Department of Statistics, Harvard University, Cambridge, MA, USA.
BMC Genomics. 2010 Feb 10;11 Suppl 1(Suppl 1):S10. doi: 10.1186/1471-2164-11-S1-S10.
Transposons are "jumping genes" that account for large quantities of repetitive content in genomes. They are known to affect transcriptional regulation in several different ways, and are implicated in many human diseases. Transposons are related to microRNAs and viruses, and many genes, pseudogenes, and gene promoters are derived from transposons or have origins in transposon-induced duplication. Modeling transposon-derived genomic content is difficult because they are poorly conserved. Profile hidden Markov models (profile HMMs), widely used for protein sequence family modeling, are rarely used for modeling DNA sequence families. The algorithm commonly used to estimate the parameters of profile HMMs, Baum-Welch, is prone to prematurely converge to local optima. The DNA domain is especially problematic for the Baum-Welch algorithm, since it has only four letters as opposed to the twenty residues of the amino acid alphabet.
We demonstrate with a simulation study and with an application to modeling the MIR family of transposons that two recently introduced methods, Conditional Baum-Welch and Dynamic Model Surgery, achieve better estimates of the parameters of profile HMMs across a range of conditions.

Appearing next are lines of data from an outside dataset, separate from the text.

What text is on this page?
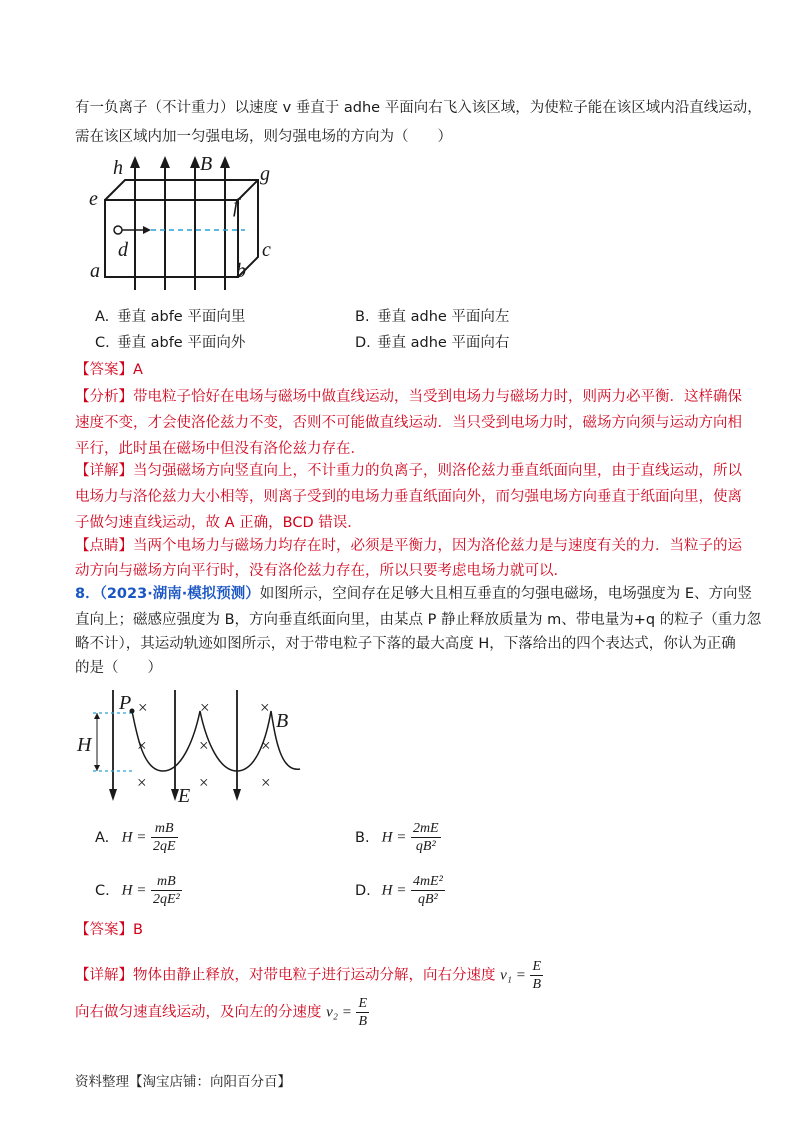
有一负离子（不计重力）以速度 v 垂直于 adhe 平面向右飞入该区域，为使粒子能在该区域内沿直线运动，
需在该区域内加一匀强电场，则匀强电场的方向为（　　）
h	B g
e	f
d	c
a	b
A. 垂直 abfe 平面向里	B. 垂直 adhe 平面向左
C. 垂直 abfe 平面向外	D. 垂直 adhe 平面向右
【答案】A
【分析】带电粒子恰好在电场与磁场中做直线运动，当受到电场力与磁场力时，则两力必平衡．这样确保
速度不变，才会使洛伦兹力不变，否则不可能做直线运动．当只受到电场力时，磁场方向须与运动方向相
平行，此时虽在磁场中但没有洛伦兹力存在．
【详解】当匀强磁场方向竖直向上，不计重力的负离子，则洛伦兹力垂直纸面向里，由于直线运动，所以
电场力与洛伦兹力大小相等，则离子受到的电场力垂直纸面向外，而匀强电场方向垂直于纸面向里，使离
子做匀速直线运动，故 A 正确，BCD 错误．
【点睛】当两个电场力与磁场力均存在时，必须是平衡力，因为洛伦兹力是与速度有关的力．当粒子的运
动方向与磁场方向平行时，没有洛伦兹力存在，所以只要考虑电场力就可以．
8．（2023·湖南·模拟预测）如图所示，空间存在足够大且相互垂直的匀强电磁场，电场强度为 E、方向竖
直向上；磁感应强度为 B，方向垂直纸面向里，由某点 P 静止释放质量为 m、带电量为+q 的粒子（重力忽
略不计），其运动轨迹如图所示，对于带电粒子下落的最大高度 H，下落给出的四个表达式，你认为正确
的是（　　）
×	×	×
×	×	×
×	×	×
P
H
B
E
A. $H = \frac{mB}{2qE}$	B. $H = \frac{2mE}{\text{qB²}}$
C. $H = \frac{mB}{\text{2qE²}}$	D. $H = \frac{\text{4mE²}}{\text{qB²}}$
【答案】B
【详解】物体由静止释放，对带电粒子进行运动分解，向右分速度 $v_1 = \frac{E}{B}$
向右做匀速直线运动，及向左的分速度 $v_2 = \frac{E}{B}$
资料整理【淘宝店铺：向阳百分百】
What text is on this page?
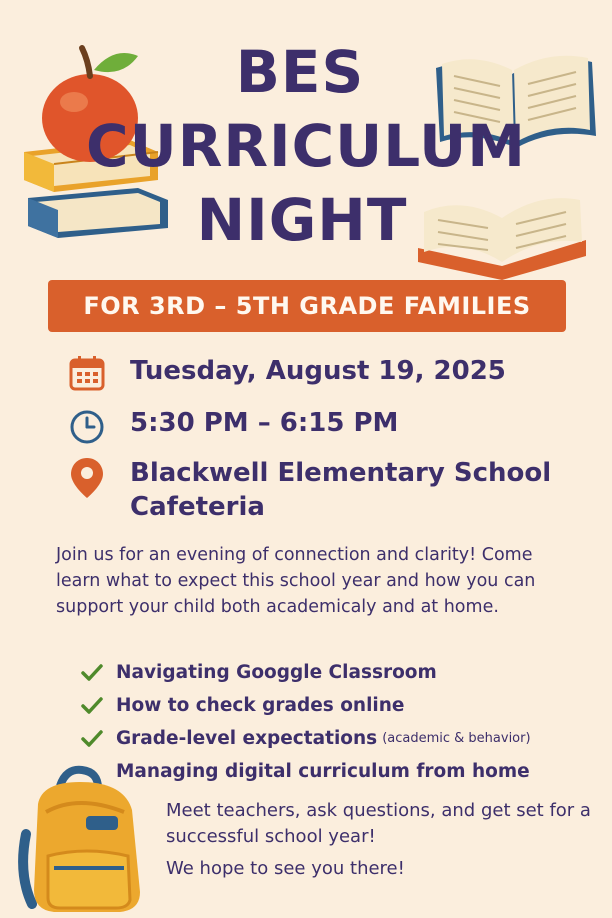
BES
CURRICULUM
NIGHT
FOR 3RD – 5TH GRADE FAMILIES
Tuesday, August 19, 2025
5:30 PM – 6:15 PM
Blackwell Elementary School
Cafeteria
Join us for an evening of connection and clarity! Come learn what to expect this school year and how you can support your child both academicaly and at home.
Navigating Googgle Classroom
How to check grades online
Grade-level expectations (academic & behavior)
Managing digital curriculum from home
Meet teachers, ask questions, and get set for a successful school year!
We hope to see you there!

We argue that these new algorithms expand the range of potential applications of profile HMMs to many important DNA sequence family modeling problems, including that of searching for and modeling the virus-like transposons that are found in all known genomes.
转座子是“跳跃基因”,它们在基因组中占据了大量的重复内容。已知它们以多种不同的方式影响转录调控,并与许多人类疾病有关。转座子与 microRNAs 和病毒有关,许多基因、假基因和基因启动子都来自转座子或由转座子诱导的复制产生。由于转座子的保守性较差,因此对其衍生的基因组内容进行建模是很困难的。广泛用于蛋白质序列家族建模的轮廓隐马尔可夫模型(profile HMM)很少用于 DNA 序列家族建模。用于估计 profile HMM 参数的常用算法,即 Baum-Welch 算法,容易过早地收敛到局部最优解。DNA 区域对 Baum-Welch 算法来说尤其成问题,因为它只有四个字母,而不是氨基酸字母表的二十个残基。
我们通过模拟研究和对 MIR 家族转座子的建模应用表明,最近引入的两种方法,条件 Baum-Welch 和动态模型手术,在一系列条件下可以更好地估计 profile HMM 参数。
我们认为这些新算法扩展了 profile HMM 在许多重要的 DNA 序列家族建模问题中的潜在应用范围,包括搜索和建模所有已知基因组中存在的类似病毒的转座子。